Monte Carlo Tree Search is an anytime algorithm, meaning it can run for a predetermined time and return the best result it has obtained so far. The strength of the player is directly proportional to how long the algorithm is run. Thus, design players in the most efficient way possible (to make every second count) is of great importance.
Thus far I have used two techniques to make my MCTS player more efficient.

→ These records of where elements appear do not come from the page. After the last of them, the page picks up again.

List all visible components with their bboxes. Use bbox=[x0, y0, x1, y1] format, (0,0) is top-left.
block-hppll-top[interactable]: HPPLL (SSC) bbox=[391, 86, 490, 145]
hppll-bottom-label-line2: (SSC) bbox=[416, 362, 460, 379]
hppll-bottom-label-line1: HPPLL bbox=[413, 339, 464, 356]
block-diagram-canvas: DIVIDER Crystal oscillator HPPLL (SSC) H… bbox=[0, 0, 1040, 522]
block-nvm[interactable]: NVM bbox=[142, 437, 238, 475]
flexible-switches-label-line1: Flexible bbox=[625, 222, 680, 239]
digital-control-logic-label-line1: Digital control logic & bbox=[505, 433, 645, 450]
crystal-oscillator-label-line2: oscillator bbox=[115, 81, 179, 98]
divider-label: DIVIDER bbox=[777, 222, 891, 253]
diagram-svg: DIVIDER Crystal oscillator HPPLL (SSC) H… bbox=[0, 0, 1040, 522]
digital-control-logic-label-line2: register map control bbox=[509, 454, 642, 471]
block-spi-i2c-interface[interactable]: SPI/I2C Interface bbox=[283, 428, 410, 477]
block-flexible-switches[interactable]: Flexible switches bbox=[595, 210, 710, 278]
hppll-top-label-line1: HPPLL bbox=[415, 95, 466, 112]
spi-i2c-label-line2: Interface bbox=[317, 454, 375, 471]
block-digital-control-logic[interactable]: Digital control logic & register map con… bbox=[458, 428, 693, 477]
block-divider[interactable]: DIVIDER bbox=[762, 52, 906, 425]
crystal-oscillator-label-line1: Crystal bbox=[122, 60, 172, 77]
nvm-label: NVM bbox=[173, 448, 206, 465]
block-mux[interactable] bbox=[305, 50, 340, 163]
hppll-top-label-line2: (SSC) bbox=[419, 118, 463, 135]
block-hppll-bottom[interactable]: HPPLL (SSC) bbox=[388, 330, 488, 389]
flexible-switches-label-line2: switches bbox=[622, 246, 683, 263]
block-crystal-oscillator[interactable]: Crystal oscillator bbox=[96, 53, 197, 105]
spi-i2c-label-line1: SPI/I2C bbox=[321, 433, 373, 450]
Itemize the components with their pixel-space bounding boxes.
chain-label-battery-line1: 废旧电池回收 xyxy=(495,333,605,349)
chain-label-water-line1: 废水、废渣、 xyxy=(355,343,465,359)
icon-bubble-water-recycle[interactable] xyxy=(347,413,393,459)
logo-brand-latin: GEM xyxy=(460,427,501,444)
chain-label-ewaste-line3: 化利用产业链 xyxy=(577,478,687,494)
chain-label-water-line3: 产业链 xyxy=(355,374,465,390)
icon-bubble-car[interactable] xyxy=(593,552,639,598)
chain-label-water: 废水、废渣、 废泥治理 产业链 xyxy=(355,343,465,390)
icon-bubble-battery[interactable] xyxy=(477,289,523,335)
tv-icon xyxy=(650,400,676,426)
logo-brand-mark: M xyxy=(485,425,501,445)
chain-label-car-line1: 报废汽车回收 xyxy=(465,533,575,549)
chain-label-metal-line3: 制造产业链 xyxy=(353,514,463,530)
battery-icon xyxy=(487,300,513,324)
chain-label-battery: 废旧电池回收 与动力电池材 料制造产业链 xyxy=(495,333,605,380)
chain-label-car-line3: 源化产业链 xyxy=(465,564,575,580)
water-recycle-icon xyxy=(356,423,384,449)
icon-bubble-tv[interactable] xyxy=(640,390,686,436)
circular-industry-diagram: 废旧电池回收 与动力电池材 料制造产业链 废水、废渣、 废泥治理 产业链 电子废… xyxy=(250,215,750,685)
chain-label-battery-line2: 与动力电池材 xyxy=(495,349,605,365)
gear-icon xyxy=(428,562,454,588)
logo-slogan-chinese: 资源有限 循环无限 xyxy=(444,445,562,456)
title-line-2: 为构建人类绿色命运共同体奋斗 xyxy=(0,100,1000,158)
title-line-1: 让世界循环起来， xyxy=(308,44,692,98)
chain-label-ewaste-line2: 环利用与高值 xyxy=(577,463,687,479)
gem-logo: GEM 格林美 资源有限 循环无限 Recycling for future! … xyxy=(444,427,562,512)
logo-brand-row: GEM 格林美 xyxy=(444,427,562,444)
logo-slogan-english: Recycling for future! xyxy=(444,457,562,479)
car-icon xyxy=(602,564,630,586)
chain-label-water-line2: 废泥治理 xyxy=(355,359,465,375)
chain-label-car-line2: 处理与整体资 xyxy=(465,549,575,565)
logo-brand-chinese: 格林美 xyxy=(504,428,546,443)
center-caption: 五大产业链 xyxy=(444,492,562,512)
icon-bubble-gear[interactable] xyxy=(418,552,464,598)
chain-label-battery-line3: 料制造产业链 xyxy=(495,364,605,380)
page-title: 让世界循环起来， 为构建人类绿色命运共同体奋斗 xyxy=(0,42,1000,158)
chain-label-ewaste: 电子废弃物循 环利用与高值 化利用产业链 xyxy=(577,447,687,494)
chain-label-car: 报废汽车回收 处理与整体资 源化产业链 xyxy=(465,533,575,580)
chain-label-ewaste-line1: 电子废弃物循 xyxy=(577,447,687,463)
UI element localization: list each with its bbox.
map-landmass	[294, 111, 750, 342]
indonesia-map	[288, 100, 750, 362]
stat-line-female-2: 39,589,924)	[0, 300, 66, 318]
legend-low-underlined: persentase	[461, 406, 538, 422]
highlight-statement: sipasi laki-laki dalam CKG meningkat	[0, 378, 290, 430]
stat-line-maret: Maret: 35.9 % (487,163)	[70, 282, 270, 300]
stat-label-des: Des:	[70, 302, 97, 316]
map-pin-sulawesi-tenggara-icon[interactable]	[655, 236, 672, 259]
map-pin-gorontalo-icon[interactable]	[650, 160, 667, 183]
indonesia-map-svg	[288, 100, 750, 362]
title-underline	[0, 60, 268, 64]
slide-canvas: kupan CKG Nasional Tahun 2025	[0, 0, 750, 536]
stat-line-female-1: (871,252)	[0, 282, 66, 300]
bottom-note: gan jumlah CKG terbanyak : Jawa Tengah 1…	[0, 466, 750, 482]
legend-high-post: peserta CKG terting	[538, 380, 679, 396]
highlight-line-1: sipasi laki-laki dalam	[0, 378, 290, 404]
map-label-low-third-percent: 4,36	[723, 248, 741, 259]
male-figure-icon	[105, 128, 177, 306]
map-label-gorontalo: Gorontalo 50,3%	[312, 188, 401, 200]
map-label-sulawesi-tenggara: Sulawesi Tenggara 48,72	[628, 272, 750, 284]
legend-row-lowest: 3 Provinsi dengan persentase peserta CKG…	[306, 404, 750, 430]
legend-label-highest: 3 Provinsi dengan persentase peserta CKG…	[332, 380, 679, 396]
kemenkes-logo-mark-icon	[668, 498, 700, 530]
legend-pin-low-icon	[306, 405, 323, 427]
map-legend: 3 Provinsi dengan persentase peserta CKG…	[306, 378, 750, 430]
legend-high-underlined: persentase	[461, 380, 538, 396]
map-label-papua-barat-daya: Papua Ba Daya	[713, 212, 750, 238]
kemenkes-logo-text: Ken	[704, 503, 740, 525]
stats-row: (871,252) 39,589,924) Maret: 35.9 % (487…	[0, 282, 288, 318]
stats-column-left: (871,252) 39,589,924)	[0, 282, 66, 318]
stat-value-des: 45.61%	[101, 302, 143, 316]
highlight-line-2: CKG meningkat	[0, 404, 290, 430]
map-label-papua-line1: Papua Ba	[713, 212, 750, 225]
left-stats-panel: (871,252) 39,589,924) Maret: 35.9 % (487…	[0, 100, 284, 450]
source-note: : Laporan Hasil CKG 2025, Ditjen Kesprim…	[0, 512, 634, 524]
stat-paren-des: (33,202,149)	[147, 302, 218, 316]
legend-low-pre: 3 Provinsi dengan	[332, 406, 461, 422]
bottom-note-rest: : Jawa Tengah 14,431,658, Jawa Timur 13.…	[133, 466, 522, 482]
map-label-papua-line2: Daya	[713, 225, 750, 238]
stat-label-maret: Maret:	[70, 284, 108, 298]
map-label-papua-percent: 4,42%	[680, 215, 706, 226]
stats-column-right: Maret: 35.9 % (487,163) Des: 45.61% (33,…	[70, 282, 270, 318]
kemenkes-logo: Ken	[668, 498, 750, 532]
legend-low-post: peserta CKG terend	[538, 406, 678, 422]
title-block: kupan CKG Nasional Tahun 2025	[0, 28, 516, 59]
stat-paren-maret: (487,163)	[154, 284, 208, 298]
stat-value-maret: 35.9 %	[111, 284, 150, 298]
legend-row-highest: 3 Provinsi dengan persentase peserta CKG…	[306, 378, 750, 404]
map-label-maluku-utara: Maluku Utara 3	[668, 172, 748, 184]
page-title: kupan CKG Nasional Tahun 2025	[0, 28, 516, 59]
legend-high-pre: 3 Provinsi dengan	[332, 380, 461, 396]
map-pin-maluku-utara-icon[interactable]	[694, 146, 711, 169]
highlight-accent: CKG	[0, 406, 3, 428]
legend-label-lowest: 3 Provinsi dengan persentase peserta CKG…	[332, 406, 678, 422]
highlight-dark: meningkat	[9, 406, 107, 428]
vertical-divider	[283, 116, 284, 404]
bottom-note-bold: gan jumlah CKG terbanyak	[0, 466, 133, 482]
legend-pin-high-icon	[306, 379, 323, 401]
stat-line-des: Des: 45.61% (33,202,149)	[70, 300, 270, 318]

- Hash the game states. At different stages in building the game tree, the state of the game has to be evaluated and used to rank the decision that a player makes at a node. Say you attack Territory A then Territory B and both times you defeat the territory, then you would be in the exact same state as if you first attacked Territory B then A. This happens almost half the time in building the game tree for Risk, so reevaluating the game state each time wastes a lot of time. To eliminate this inefficiency, I use a custom hash function based on Zobrist hashing to hash the board state to a data structure that can easily be accessed whenever the game state is to be evaluated.
- Don’t investigate everything! As previously mentioned, a player might have 800 000 possible decisions at a certain node. If all of these were to be investigated, the tree would possibly be only one level deep and we would know very little about which decision is the best to make. I enforce a dynamic ordering of nodes where I look at a certain number of possible decisions, say 100, then evaluate and rank them according to the resulting state of the board after making the decision. Then I pick only the very best one to add to the tree. This ensures that better decisions are made locally at nodes and it reduces the creation of irrelevant nodes.
The MCTS player I developed thus far expands around 200 nodes per second (considering the complexity of decisions in Risk, this is pretty good). By employing the hashing method, I could generate about 20% more nodes in the same time frame. The selective node expansion method resulted in much deeper trees. When all the possible decisions at a node is investigated, the tree might only have a depth of one or two, but the selective node expansion method results in trees that reaches depths of between 30 and 50.
So far no real testing against human players have been done, but the way forward looks exciting and only time will tell if the players are actually strong enough to beat the most experienced of human players.